The following equation can serve as an illustration of the above-mentioned theorems including the convolutions considered in the four papers just cited above. It suffices to formulate the results for the case of \(L^1({{\mathbb {R}}})\) as those for \(L^2({{\mathbb {R}}})\) are similar. Consider the convolution equation

$$\begin{aligned} \lambda \varphi (x)+(k\star \varphi )(x)=f(x), \end{aligned}$$
(4.4)

for any \(\lambda \in {\mathbb {C}}\), and the symbol \(\star \) denotes any convolution multiplication among (3.1), (3.4) and those in [2224, 26]. We choose \(k(x) = e^{-a\vert x\vert }\) with \(\mathfrak {R}(a)>0\), \(f(x) = e^{-\frac{1}{2}x^2}\). It is easily seen that \(k, f\in L^1({{\mathbb {R}}})\). Let us denote by \(K_\alpha (x)\) the FRFT of k. Obviously, \(\vert \theta (x)\vert =1\), and for a fixed \(\lambda \) the function

$$\begin{aligned} M(x)=\lambda +\theta (x)K_\alpha (x), \end{aligned}$$

is bounded and continuous, and tends to \(\lambda \) as \(|x| \rightarrow +\infty .\)

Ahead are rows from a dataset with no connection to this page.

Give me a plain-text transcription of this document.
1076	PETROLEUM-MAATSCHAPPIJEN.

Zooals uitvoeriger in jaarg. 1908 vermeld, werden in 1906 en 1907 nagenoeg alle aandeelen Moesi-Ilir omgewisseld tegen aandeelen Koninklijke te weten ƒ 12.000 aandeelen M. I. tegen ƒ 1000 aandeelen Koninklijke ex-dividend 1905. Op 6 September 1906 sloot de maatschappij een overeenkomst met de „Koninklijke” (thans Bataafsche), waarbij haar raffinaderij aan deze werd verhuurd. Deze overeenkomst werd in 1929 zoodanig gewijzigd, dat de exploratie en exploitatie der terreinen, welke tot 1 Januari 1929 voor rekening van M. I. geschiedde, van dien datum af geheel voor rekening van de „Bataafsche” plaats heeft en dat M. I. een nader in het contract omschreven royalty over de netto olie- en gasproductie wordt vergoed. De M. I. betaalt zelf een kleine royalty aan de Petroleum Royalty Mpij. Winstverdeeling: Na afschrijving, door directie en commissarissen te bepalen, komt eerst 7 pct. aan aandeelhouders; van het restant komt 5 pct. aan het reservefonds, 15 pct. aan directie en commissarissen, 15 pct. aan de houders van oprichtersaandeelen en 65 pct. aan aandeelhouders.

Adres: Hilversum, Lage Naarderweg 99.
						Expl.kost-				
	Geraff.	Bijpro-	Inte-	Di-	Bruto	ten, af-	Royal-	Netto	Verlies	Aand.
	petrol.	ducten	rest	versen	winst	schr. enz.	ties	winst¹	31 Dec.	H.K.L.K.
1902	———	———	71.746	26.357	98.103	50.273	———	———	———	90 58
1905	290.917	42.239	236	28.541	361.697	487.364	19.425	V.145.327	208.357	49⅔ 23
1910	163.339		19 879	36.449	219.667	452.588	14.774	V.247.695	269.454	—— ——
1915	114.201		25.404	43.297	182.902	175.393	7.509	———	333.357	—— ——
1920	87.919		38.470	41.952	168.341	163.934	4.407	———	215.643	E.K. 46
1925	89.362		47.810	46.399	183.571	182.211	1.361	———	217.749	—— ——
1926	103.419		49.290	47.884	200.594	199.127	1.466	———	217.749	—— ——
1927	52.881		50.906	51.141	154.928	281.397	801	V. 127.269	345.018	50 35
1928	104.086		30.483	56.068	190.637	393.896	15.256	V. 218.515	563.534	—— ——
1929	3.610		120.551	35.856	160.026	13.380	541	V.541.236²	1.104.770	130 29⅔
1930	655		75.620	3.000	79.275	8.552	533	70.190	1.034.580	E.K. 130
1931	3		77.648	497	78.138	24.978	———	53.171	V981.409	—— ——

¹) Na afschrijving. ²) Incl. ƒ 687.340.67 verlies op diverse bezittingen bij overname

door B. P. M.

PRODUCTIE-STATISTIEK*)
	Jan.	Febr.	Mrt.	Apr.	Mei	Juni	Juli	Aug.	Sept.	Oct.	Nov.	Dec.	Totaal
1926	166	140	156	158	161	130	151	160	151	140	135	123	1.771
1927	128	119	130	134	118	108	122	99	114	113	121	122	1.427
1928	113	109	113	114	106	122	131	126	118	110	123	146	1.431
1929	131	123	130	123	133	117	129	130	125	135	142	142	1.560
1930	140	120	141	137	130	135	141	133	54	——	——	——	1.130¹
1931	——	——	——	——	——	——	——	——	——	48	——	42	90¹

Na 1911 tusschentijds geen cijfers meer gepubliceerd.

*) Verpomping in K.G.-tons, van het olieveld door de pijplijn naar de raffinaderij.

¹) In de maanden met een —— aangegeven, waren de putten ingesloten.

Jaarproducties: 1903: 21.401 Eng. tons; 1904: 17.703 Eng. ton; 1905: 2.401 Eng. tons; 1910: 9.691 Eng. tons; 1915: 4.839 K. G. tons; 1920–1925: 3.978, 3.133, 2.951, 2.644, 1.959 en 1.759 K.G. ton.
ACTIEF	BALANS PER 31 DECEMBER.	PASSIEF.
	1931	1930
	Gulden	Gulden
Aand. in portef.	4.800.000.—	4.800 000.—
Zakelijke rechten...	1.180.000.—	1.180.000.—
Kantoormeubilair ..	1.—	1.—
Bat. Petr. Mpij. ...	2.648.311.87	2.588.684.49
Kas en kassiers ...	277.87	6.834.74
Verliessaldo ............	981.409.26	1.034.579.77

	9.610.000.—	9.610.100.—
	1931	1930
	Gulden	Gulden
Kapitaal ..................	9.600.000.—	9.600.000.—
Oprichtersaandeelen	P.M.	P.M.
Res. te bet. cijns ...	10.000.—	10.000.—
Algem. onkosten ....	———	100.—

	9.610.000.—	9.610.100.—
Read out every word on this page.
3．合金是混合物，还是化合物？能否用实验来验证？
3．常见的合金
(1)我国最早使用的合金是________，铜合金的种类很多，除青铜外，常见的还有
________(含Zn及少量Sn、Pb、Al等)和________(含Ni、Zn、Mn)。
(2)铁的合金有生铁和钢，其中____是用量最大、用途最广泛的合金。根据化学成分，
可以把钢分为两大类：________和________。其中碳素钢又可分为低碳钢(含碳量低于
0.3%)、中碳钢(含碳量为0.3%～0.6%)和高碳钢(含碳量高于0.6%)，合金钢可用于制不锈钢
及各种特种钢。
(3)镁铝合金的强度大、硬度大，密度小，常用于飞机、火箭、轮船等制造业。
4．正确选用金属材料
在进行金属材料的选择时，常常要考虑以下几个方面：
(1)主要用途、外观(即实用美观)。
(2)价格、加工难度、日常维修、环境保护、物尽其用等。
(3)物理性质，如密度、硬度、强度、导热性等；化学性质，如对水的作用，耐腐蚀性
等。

  • The case \(\lambda \ne 0.\) It holds \(K_\alpha \in L^1({{\mathbb {R}}})\). Additionally, note that the function \(\theta (x)K_\alpha (x)\) is continuous and bounded, and vanishing at infinity. Therefore, if \(\lambda \) is arbitrarily and sufficiently large, then \(M(x)\ne 0\) for every x. For example, the assumption that \(\vert \lambda \vert >\max _{x\in {\mathbb {R}}}\vert \theta (x)K_\alpha (x)\vert \) is a sufficient condition which guarantees that M(x) is a non-vanishing function. Concerning the second assumption, we have

    $$\begin{aligned} {\mathcal {F}}_\alpha [f](x) = e^{-\frac{1}{2}x^2}\in L^1({{\mathbb {R}}}). \end{aligned}$$

    Therefore, we have obtained the solvability of the equation for this case, and we can give its explicit solution.

  • The case \(\lambda = 0.\) We can prove without difficulty that \({\mathcal {F}}_\alpha [f]/{\mathcal {F}}_\alpha [k]\in L^1({{\mathbb {R}}})\). For instance, if it is the Fourier case, then

    $$\begin{aligned} {F}[f](s)/{F}[k](s)=2a \left( a^2+s^2\right) e^{-\frac{1}{2}s^2}. \end{aligned}$$

    This function belongs to \(L^1({{\mathbb {R}}}),\) and it therefore fulfills the condition in Theorems 3 and 4.

Thus, in both cases all the conditions of Theorems 3 and 4 are fulfilled, hence the corresponding equation possesses a solution and we have the explicit solution formula.

5 Conclusion

We have introduced two new convolutions associated with the FRFT, and established the complete solvability of the convolution equations induced by these convolutions. Observe that the explicit solution formula was proved for the above-mentioned convolution-type equations, which may be of the first or the second kind integral equations.